Questi i fatti. Nella tarda serata di giovedì scorso, 24 settembre, gli agenti della Polizia di Stato del commissariato di Anzio, diretto da Andrea Sarnari, sono intervenuti nella zona dell’ex Pretura per una segnalazione di rapina. Sul posto, unitamente al personale del 118, veniva riscontrata la presenza di una persona a terra con una ferita al volto.

La vittima, un cittadino magrebino, ha raccontato di essere stato aggredito e rapinato da due persone che gli avevano asportato il telefono cellulare e la somma di 60 euro

Sulle tracce dei due rapinatori, i poliziotti, poco distante, sono riusciti a bloccarne uno che, nel frattempo, si era nascosto sotto un’autovettura all’interno di un garage sotterranei di piazza Dante Zemini.

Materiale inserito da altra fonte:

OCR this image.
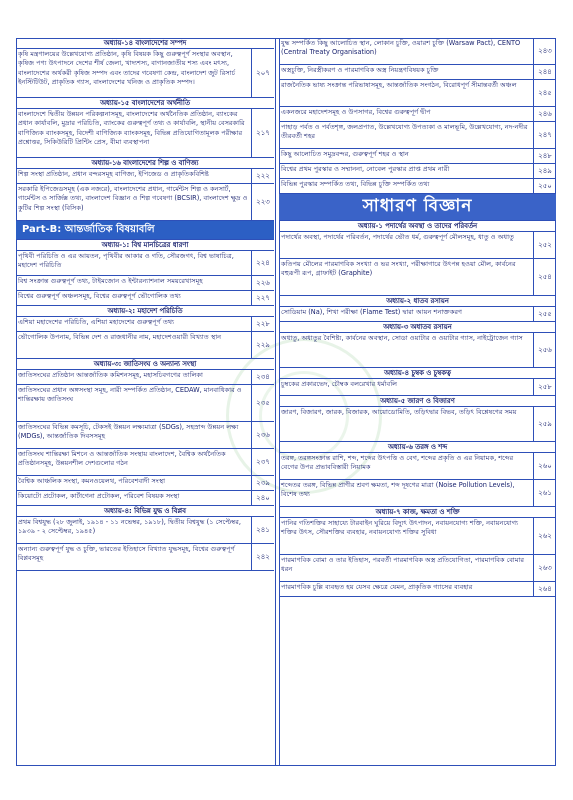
অধ্যায়-১৪ বাংলাদেশের সম্পদ
কৃষি মন্ত্রণালয়ের উল্লেখযোগ্য প্রতিষ্ঠান, কৃষি বিষয়ক কিছু গুরুত্বপূর্ণ সংস্থার অবস্থান, কৃষিজ পণ্য উৎপাদনে দেশের শীর্ষ জেলা, খাদ্যশস্য, বাগানজাতীয় শস্য এবং মৎস্য, বাংলাদেশের অর্থকরী কৃষিজ সম্পদ এবং তাদের গবেষণা কেন্দ্র, বাংলাদেশ জুট রিসার্চ ইনস্টিটিউট, প্রাকৃতিক গ্যাস, বাংলাদেশের খনিজ ও প্রাকৃতিক সম্পদ।
২০৭
অধ্যায়-১৫ বাংলাদেশের অর্থনীতি
বাংলাদেশে দ্বিতীয় উন্নয়ন পরিকল্পনাসমূহ, বাংলাদেশের অর্থনৈতিক প্রতিষ্ঠান, ব্যাংকের প্রধান কার্যাবলি, মুদ্রার পরিচিতি, ব্যাংকের গুরুত্বপূর্ণ তথ্য ও কার্যাবলি, স্থানীয় বেসরকারি বাণিজ্যিক ব্যাংকসমূহ, বিদেশী বাণিজ্যিক ব্যাংকসমূহ, বিভিন্ন প্রতিযোগিতামূলক পরীক্ষার প্রশ্নোত্তর, সিকিউরিটি প্রিন্টিং প্রেস, বীমা ব্যবস্থাপনা
২১৭
অধ্যায়-১৬ বাংলাদেশের শিল্প ও বাণিজ্য
শিল্প সংস্থা প্রতিষ্ঠান, প্রধান বন্দরসমূহ বাণিজ্য, ইপিজেড ও প্রাকৃতিকবিশিষ্ট	২২২
সরকারি ইপিজেডসমূহ (এক নজরে), বাংলাদেশের প্রধান, গার্মেন্টস শিল্প ও কনসার্ট, গার্মেন্টস ও সার্জিক্স তথ্য, বাংলাদেশ বিজ্ঞান ও শিল্প গবেষণা (BCSIR), বাংলাদেশ ক্ষুদ্র ও কুটির শিল্প সংস্থা (বিসিক)
২২৩
Part-B: আন্তর্জাতিক বিষয়াবলি
অধ্যায়-১: বিশ্ব মানচিত্রের ধারণা
পৃথিবী পরিচিতি ও এর আয়তন, পৃথিবীর আকার ও গতি, সৌরজগৎ, বিশ্ব ভাষাচিত্র, মহাদেশ পরিচিতি	২২৪
বিশ্ব সংক্রান্ত গুরুত্বপূর্ণ তথ্য, টাইমজোন ও ইন্টারন্যাশনাল সময়রেখাসমূহ	২২৬
বিশ্বের গুরুত্বপূর্ণ অঞ্চলসমূহ, বিশ্বের গুরুত্বপূর্ণ ভৌগোলিক তথ্য	২২৭
অধ্যায়-২: মহাদেশ পরিচিতি
এশিয়া মহাদেশের পরিচিতি, এশিয়া মহাদেশের গুরুত্বপূর্ণ তথ্য	২২৮
ভৌগোলিক উপনাম, বিভিন্ন দেশ ও রাজধানীর নাম, মহাদেশওয়ারী বিখ্যাত স্থান
২২৯
অধ্যায়-৩: জাতিসংঘ ও অন্যান্য সংস্থা
জাতিসংঘের প্রতিষ্ঠান আন্তর্জাতিক কমিশনসমূহ, মহাসচিবগণের তালিকা	২৩৪
জাতিসংঘের প্রধান অঙ্গসংস্থা সমূহ, নারী সম্পর্কিত প্রতিষ্ঠান, CEDAW, মানবাধিকার ও শান্তিরক্ষায় জাতিসংঘ	২৩৫
জাতিসংঘের বিভিন্ন কমসূচি, টেকসই উন্নয়ন লক্ষ্যমাত্রা (SDGs), সহস্রাব্দ উন্নয়ন লক্ষ্য (MDGs), আন্তর্জাতিক দিবসসমূহ	২৩৬
জাতিসংঘ শান্তিরক্ষা মিশনে ও আন্তর্জাতিক সংস্থায় বাংলাদেশ, বৈশ্বিক অর্থনৈতিক প্রতিষ্ঠানসমূহ, উন্নয়নশীল দেশগুলোর গঠন	২৩৭
বৈশ্বিক আঞ্চলিক সংস্থা, কমনওয়েলথ, পরিবেশবাদী সংস্থা	২৩৯
কিয়োটো প্রটোকল, কার্টাগেনা প্রটোকল, পরিবেশ বিষয়ক সংস্থা	২৪০
অধ্যায়-৪: বিভিন্ন যুদ্ধ ও বিপ্লব
প্রথম বিশ্বযুদ্ধ (২৮ জুলাই, ১৯১৪ - ১১ নভেম্বর, ১৯১৮), দ্বিতীয় বিশ্বযুদ্ধ (১ সেপ্টেম্বর, ১৯৩৯ - ২ সেপ্টেম্বর, ১৯৪৫)	২৪১
অন্যান্য গুরুত্বপূর্ণ যুদ্ধ ও চুক্তি, ভারতের ইতিহাসে বিখ্যাত যুদ্ধসমূহ, বিশ্বের গুরুত্বপূর্ণ বিপ্লবসমূহ	২৪২
যুদ্ধ সম্পর্কিত কিছু আলোচিত স্থান, লোকান চুক্তি, ওয়ারশ চুক্তি (Warsaw Pact), CENTO (Central Treaty Organisation)	২৪৩
অস্ত্রচুক্তি, নিরস্ত্রীকরণ ও পারমাণবিক অস্ত্র নিয়ন্ত্রণবিষয়ক চুক্তি	২৪৪
রাজনৈতিক ভাষ্য সংক্রান্ত পরিভাষাসমূহ, আন্তর্জাতিক সংগঠন, বিরোধপূর্ণ সীমান্তবর্তী অঞ্চল
২৪৫
একনজরে মহাদেশসমূহ ও উপসাগর, বিশ্বের গুরুত্বপূর্ণ দ্বীপ	২৪৬
পাহাড় পর্বত ও পর্বতশৃঙ্গ, জলপ্রপাত, উল্লেখযোগ্য উপত্যকা ও মালভূমি, উল্লেখযোগ্য, নদ-নদীর তীরবর্তী শহর	২৪৭
কিছু আলোচিত সমুদ্রবন্দর, গুরুত্বপূর্ণ শহর ও স্থান	২৪৮
বিশ্বের প্রথম পুরস্কার ও সম্মাননা, নোবেল পুরস্কার প্রাপ্ত প্রথম নারী	২৪৯
বিভিন্ন পুরস্কার সম্পর্কিত তথ্য, বিভিন্ন চুক্তি সম্পর্কিত তথ্য	২৫০
সাধারণ বিজ্ঞান
অধ্যায়-১ পদার্থের অবস্থা ও তাদের পরিবর্তন
পদার্থের অবস্থা, পদার্থের পরিবর্তন, পদার্থের ভৌত ধর্ম, গুরুত্বপূর্ণ মৌলসমূহ, ধাতু ও অধাতু
২৫২
কতিপয় মৌলের পারমাণবিক সংখ্যা ও ভর সংখ্যা, পরীক্ষাগারে উৎপন্ন হওয়া মৌল, কার্বনের বহুরূপী রূপ, গ্রাফাইট (Graphite)	২৫৪
অধ্যায়-২ ধাতব রসায়ন
সোডিয়াম (Na), শিখা পরীক্ষা (Flame Test) দ্বারা আয়ন শনাক্তকরণ	২৫৫
অধ্যায়-৩ অধাতব রসায়ন
অধাতু, অধাতুর বৈশিষ্ট্য, কার্বনের অবস্থান, সোডা ওয়াটার ও ওয়াটার গ্যাস, নাইট্রোজেন গ্যাস
২৫৬
অধ্যায়-৪ চুম্বক ও চুম্বকত্ব
চুম্বকের প্রকারভেদ, চৌম্বক বলরেখার ধর্মাবলি	২৫৮
অধ্যায়-৫ জারণ ও বিজারণ
জারণ, বিজারণ, জারক, বিজারক, আয়োডোমিতি, তড়িৎদ্বার বিভব, তড়িৎ বিশ্লেষণের সময়
২৫৯
অধ্যায়-৬ তরঙ্গ ও শব্দ
তরঙ্গ, তরঙ্গসংক্রান্ত রাশি, শব্দ, শব্দের উৎপত্তি ও বেগ, শব্দের প্রকৃতি ও এর নিয়ামক, শব্দের বেগের উপর প্রভাববিস্তারী নিয়ামক	২৬০
শব্দেতর তরঙ্গ, বিভিন্ন প্রাণীর শ্রবণ ক্ষমতা, শব্দ দূষণের মাত্রা (Noise Pollution Levels), বিশেষ তথ্য	২৬১
অধ্যায়-৭ কাজ, ক্ষমতা ও শক্তি
পানির গতিশক্তির সাহায্যে টারবাইন ঘুরিয়ে বিদ্যুৎ উৎপাদন, নবায়নযোগ্য শক্তি, নবায়নযোগ্য শক্তির উৎস, সৌরশক্তির ব্যবহার, নবায়নযোগ্য শক্তির সুবিধা	২৬২
পারমাণবিক বোমা ও তার ইতিহাস, পরবর্তী পারমাণবিক অস্ত্র প্রতিযোগিতা, পারমাণবিক বোমার ধরন	২৬৩
পারমাণবিক চুল্লি ব্যবহৃত হয় যেসব ক্ষেত্রে যেমন, প্রাকৃতিক গ্যাসের ব্যবহার	২৬৪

Identificato per T.B., 31enne del Mali, è stato riconosciuto dalla vittima e sottoposto a fermo di Polizia Giudiziaria  per rapina aggravata in concorso, in attesa di convalida. Si ricerca il suo complice.  

Dai successivi controlli, la vittima, identificata per M.M. magrebino di 54 anni, attualmente ricoverato per un trauma cranico e frattura delle ossa nasali,  è risultato destinatario di un provvedimento restrittivo per reati inerenti sostanze stupefacenti e, pertanto, sarà  controllato dagli agenti della Polizia di Stato in attesa di essere condotto in carcere.